A Little Bit of Wonder is where I journal about the somewhat roundabout way that I have been working to establish a career and a strong sense of self--I spend a lot of time thinking and writing about "direction" and "identity." I have a Master's Degree in Literature, but I'm no longer working as an English Professor; I'm starting the next step in my life as I work to establish a career as a writer in the non-profit sector.

At my companion blog, Little Wonder's Recommended Reading, you will find reviews for both books and other blogs that I enjoy. The two blogs are inter-linked, so you can access my reviews and reading challenges from the sidebar on the left.


Tuesday, April 12, 2011

Get Up and Do a Little Dance


My grandfather died on May 11, 2010 – eleven months ago yesterday – surrounded by most of his immediate family. My husband and I were not there, though, because at the time, we lived five hundred and twenty miles away in Washington D.C. My brother tells me that after he had passed away and the minister had gone, my family was sitting quietly in the hospital room, not quite ready to leave my grandpa’s side. Suddenly, my grandma perked her head up a bit and looked around the room. From the confines of her wheelchair, she declared, “I ought to get up right now and do a little dance.”

Everyone looked at my grandma in shock and amazement.
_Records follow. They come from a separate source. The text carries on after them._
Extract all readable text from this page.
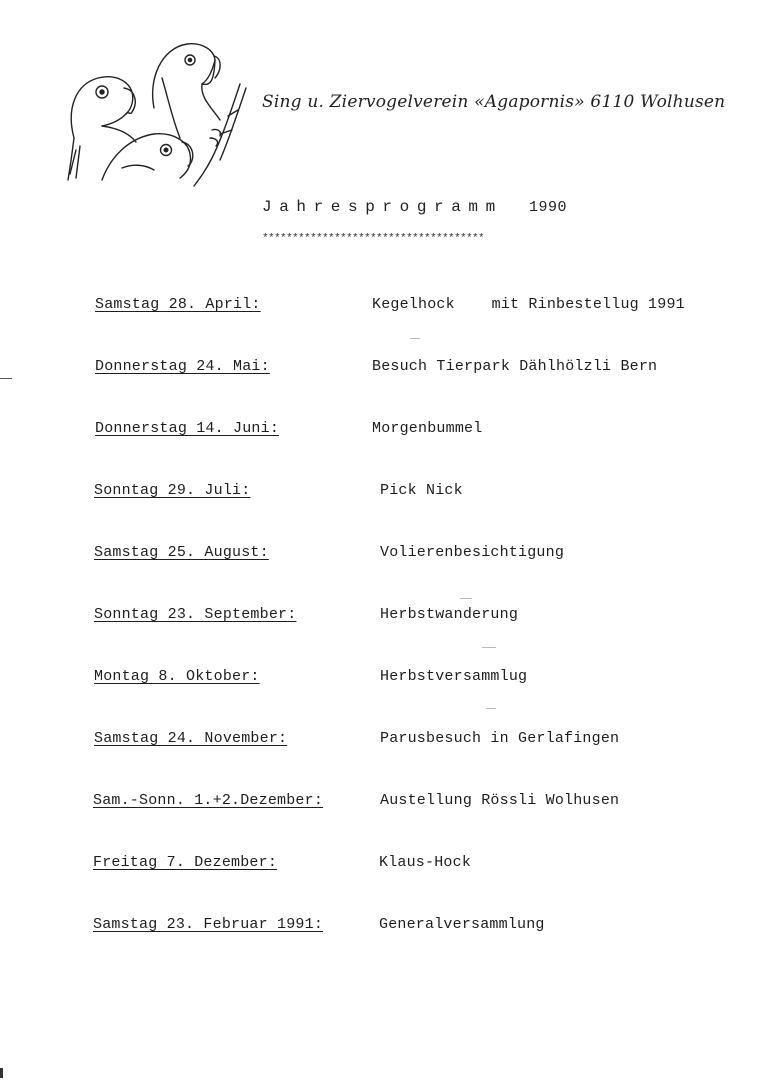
Sing u. Ziervogelverein «Agapornis» 6110 Wolhusen
Jahresprogramm 1990
*************************************
Samstag 28. April:	Kegelhock    mit Rinbestellug 1991
Donnerstag 24. Mai:	Besuch Tierpark Dählhölzli Bern
Donnerstag 14. Juni:	Morgenbummel
Sonntag 29. Juli:	Pick Nick
Samstag 25. August:	Volierenbesichtigung
Sonntag 23. September:	Herbstwanderung
Montag 8. Oktober:	Herbstversammlug
Samstag 24. November:	Parusbesuch in Gerlafingen
Sam.-Sonn. 1.+2.Dezember:	Austellung Rössli Wolhusen
Freitag 7. Dezember:	Klaus-Hock
Samstag 23. Februar 1991:	Generalversammlung
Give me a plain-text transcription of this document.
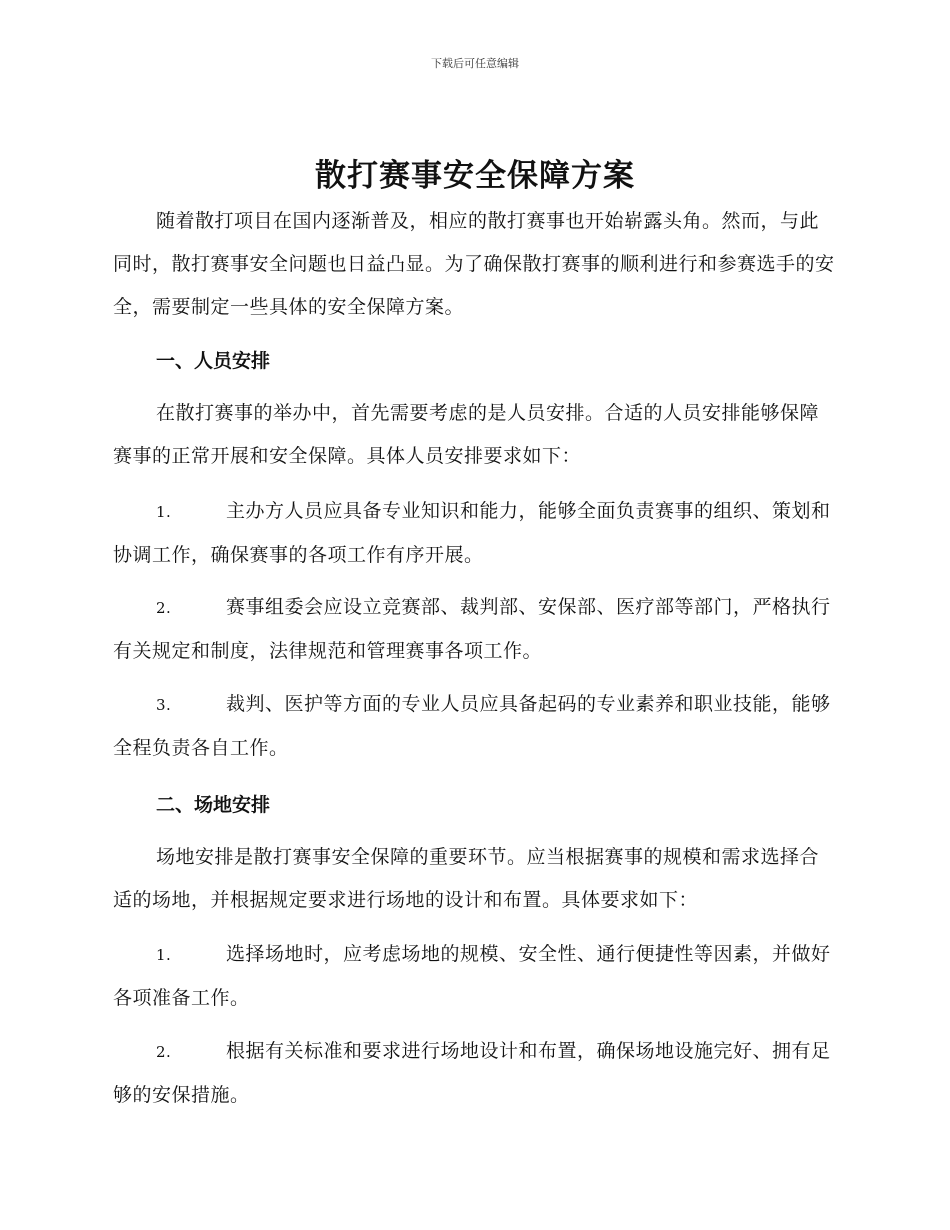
下载后可任意编辑
散打赛事安全保障方案
随着散打项目在国内逐渐普及，相应的散打赛事也开始崭露头角。然而，与此同时，散打赛事安全问题也日益凸显。为了确保散打赛事的顺利进行和参赛选手的安全，需要制定一些具体的安全保障方案。
一、人员安排
在散打赛事的举办中，首先需要考虑的是人员安排。合适的人员安排能够保障赛事的正常开展和安全保障。具体人员安排要求如下：
1.	主办方人员应具备专业知识和能力，能够全面负责赛事的组织、策划和协调工作，确保赛事的各项工作有序开展。
2.	赛事组委会应设立竞赛部、裁判部、安保部、医疗部等部门，严格执行有关规定和制度，法律规范和管理赛事各项工作。
3.	裁判、医护等方面的专业人员应具备起码的专业素养和职业技能，能够全程负责各自工作。
二、场地安排
场地安排是散打赛事安全保障的重要环节。应当根据赛事的规模和需求选择合适的场地，并根据规定要求进行场地的设计和布置。具体要求如下：
1.	选择场地时，应考虑场地的规模、安全性、通行便捷性等因素，并做好各项准备工作。
2.	根据有关标准和要求进行场地设计和布置，确保场地设施完好、拥有足够的安保措施。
She loved her husband a great deal; they had been married for over sixty-five years and had not been parted literally since World War II. Everyone expected her to be mired deep within her grief – but that came later.

She looked at all of them and explained her statement: “Just to keep things interesting.”

That was my grandmother’s quirky sense of humor, though – and her desire to entertain others. She and my grandpa shared a similar desire to make people laugh – grandma would tell stories and say unexpected things, while grandpa wore funny hats and told corny jokes. I’m sure that I inherited my own desire to be a storyteller and my no small ability to entertain a room full of party-goers from my grandparents, who always bantered with everyone, from waiters and waitresses to their buxom nurses and handsome young doctors.

I was crying while driving home from work yesterday, thinking of how it had been eleven months since grandpa died and even longer since I had seen him in March of 2010, when I remembered this story about my grandma. And suddenly I knew that she and grandpa would want me to “get up and do a little dance” for them.

I just don’t really know what that means.

I do know, though, that despite my grief – which sometimes makes me want to stay curled up in bed – and despite all my insecurities about my new job and my questions about the future, I sometimes get out of bed and keep going simply because I know that they would want me to live my life. The desire to make them happy is so deeply engrained within me that no matter what else I am feeling, I still want achieve certain things that would have made them proud of me. I get up and keep going, but that isn’t exactly the same as “doing a little dance.”

So now, I am trying to figure out exactly how to start dancing again.